Quick calls to the towing company first resulted in us not being able to get the car last night.  Then they said we could.  It would be $200. 

Seems that the resident is supposed to give the guest a pass to park.  The wife of the president of the condo association came over and, oozing with arrogance, said with extreme condescension to the church member, "Really, it is your responsibility." 

He said he had never had a problem before and that he had had people come and go often.  She said, with further condescension, "You have led a charmed life."
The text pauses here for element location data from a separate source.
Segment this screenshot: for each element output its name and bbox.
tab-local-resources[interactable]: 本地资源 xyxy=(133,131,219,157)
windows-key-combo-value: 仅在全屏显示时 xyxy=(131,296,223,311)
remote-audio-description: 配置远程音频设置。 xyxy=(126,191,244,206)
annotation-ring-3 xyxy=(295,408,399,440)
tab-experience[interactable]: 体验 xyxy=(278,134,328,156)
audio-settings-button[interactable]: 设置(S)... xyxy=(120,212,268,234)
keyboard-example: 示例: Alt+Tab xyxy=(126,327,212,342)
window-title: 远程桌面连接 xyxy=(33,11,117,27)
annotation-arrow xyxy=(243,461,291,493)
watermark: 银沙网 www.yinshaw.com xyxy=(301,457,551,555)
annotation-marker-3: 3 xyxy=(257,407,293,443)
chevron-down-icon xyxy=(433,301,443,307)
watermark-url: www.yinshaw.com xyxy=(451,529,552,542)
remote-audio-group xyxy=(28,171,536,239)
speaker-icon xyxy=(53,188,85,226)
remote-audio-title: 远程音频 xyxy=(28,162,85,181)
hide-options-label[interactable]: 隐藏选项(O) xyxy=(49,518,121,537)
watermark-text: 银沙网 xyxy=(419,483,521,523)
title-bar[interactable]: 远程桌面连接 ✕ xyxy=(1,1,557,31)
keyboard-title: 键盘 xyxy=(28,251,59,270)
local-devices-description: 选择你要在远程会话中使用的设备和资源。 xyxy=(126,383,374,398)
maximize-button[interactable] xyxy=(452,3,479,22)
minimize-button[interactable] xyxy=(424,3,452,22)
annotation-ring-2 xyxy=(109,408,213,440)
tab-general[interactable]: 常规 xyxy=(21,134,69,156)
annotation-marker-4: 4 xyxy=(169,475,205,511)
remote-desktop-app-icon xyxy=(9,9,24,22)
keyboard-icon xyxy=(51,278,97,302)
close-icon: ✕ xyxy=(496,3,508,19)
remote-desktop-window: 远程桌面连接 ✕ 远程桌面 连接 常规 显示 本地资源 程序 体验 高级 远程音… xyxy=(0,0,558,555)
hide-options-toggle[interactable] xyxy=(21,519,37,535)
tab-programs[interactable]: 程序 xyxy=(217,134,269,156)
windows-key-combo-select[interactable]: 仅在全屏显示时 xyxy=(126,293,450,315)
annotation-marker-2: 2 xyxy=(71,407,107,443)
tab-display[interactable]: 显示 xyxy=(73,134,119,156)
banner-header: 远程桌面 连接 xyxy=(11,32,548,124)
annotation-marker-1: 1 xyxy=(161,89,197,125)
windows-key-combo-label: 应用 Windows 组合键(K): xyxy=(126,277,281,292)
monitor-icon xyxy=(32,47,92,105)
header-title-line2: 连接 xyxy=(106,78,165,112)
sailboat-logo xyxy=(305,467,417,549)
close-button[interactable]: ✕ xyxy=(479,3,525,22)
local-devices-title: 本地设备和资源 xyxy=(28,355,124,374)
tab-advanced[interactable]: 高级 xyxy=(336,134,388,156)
On the way to the impound he told us that he didn't understand, because he had told that very couple that his minister was coming to dinner.  He didn't understand why they hadn't told the tow truck to wait.  It is not like the area was full.  Of the ten slots, only four cars were there.  And one other, a truck, didn't have a permit. 

I said it was even stranger when you realize that my car has a UCC clergy sticker in the window.  So, they knew he had a guest coming, that it was his minister, and here was a car with a clergy sticker in the window.

When we got to the lot we were first surprised to see that the ticket had Ken's actual address on it.  Our car was not directly in front of his unit.  Then the driver told us that he was just driving through the condo unit and wasn't even looking at permits, when he rolled down his window to chat with the people who were at the garden party.  He said that the president of the condo association had come over and told him specifically to tow the red car.

Our friend was embarrassed, angry, and shocked.  I still can't wrap my head around the violation of fundamental human ethics, the evil, the jerkiness involved.

Plus it seems even weirder to treat a clergy person in this way.  Normally we are afforded a little more respect and deference.  One should feel a little nervousness at such a violation against someone who is a moral and spiritual authority.

Add to it-- the truck which also did not have a permit was still parked in its spot this morning.

All I know is that the universe has a way of correcting these violations of hospitality and neighborliness.  (Maybe I've been reading too much Cormac McCarthy).